De manera alarmante esta xenofobia comenzó a manifestarse en los estadios de fútbol. Ya se sabe que allá donde se reúne un grupo numeroso de personas siempre hay una pequeña fracción de descerebrados que aprovecha el anonimato de las masas para perpetrar sus ruindades. Sobre el césped de nuestros estadios siempre han jugado futbolistas de color y , al contrario que ahora, siempre fueron bien recibidos por las aficiones. Recuerdo de mi infancia y juventud a los jugadores del Valencia C.F. Walter, desparecido en trágico accidente, y Waldo que fueron aplaudidos no sólo en el viejo Mestalla sino también en el resto de campos de España. Pero entonces no existían ni los “Yomus”, ni los “Ultrasur” ni los “Boixos nois” u otros grupos análogos que hoy pueblan todos los campos de fútbol. Pero entonces íbamos a ver buen fútbol y aplaudíamos por igual a los jugadores fueran del equipo que fueran o tuvieran el color de piel que tuvieran.

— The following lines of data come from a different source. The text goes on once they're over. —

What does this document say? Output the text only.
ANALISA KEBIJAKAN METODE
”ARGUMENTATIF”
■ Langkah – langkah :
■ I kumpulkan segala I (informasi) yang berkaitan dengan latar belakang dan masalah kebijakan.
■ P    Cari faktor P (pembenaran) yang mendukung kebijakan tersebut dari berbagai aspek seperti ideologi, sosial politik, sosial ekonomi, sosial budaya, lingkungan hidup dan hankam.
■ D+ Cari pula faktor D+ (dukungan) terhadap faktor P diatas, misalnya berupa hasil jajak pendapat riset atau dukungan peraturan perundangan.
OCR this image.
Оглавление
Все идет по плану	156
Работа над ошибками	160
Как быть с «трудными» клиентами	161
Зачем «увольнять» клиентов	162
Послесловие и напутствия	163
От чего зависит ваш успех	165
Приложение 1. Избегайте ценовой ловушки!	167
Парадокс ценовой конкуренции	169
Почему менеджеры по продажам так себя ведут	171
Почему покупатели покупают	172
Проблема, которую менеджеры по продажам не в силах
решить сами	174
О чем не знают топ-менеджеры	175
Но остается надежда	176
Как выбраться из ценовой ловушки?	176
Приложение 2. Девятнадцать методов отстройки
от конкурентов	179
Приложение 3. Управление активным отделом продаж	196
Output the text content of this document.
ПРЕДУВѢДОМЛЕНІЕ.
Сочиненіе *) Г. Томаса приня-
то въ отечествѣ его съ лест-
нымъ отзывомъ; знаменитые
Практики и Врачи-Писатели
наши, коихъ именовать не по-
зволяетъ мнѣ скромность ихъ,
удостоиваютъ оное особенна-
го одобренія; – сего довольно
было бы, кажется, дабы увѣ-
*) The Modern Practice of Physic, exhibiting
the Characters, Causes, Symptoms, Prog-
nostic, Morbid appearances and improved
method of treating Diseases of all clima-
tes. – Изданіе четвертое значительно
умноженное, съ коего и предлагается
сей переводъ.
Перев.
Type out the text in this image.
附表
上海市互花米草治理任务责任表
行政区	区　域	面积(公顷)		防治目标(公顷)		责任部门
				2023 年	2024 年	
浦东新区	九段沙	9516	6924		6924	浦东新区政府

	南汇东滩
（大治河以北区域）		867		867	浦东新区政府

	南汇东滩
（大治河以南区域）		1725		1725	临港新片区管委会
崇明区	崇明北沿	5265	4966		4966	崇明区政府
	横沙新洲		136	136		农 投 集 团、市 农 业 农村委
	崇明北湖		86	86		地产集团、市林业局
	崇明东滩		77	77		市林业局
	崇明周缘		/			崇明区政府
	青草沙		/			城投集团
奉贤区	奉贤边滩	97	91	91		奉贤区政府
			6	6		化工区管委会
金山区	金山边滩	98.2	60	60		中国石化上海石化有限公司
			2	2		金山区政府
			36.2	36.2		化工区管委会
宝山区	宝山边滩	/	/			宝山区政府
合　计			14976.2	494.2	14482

Pero de un tiempo a esta parte los grupos “ultras” han proliferado en el fútbol donde no es difícil ver en algunos estadios banderas nazis o españolas con la vieja “gallina” franquista. Y todo ello, la mayoría de las veces, con la aquiescencia de las respectivas directivas de los clubes e incluso, algunas veces, con su aliento. Hace años el tener un jugador de color o sudamericano era un lujo para los clubes. Hoy con la globalización, también extendida en el mundillo futbolístico, la mayoría de clubes cuentan en sus filas con algún jugador foráneo. Y comenzaron los insultos a los jugadores de color del club visitante.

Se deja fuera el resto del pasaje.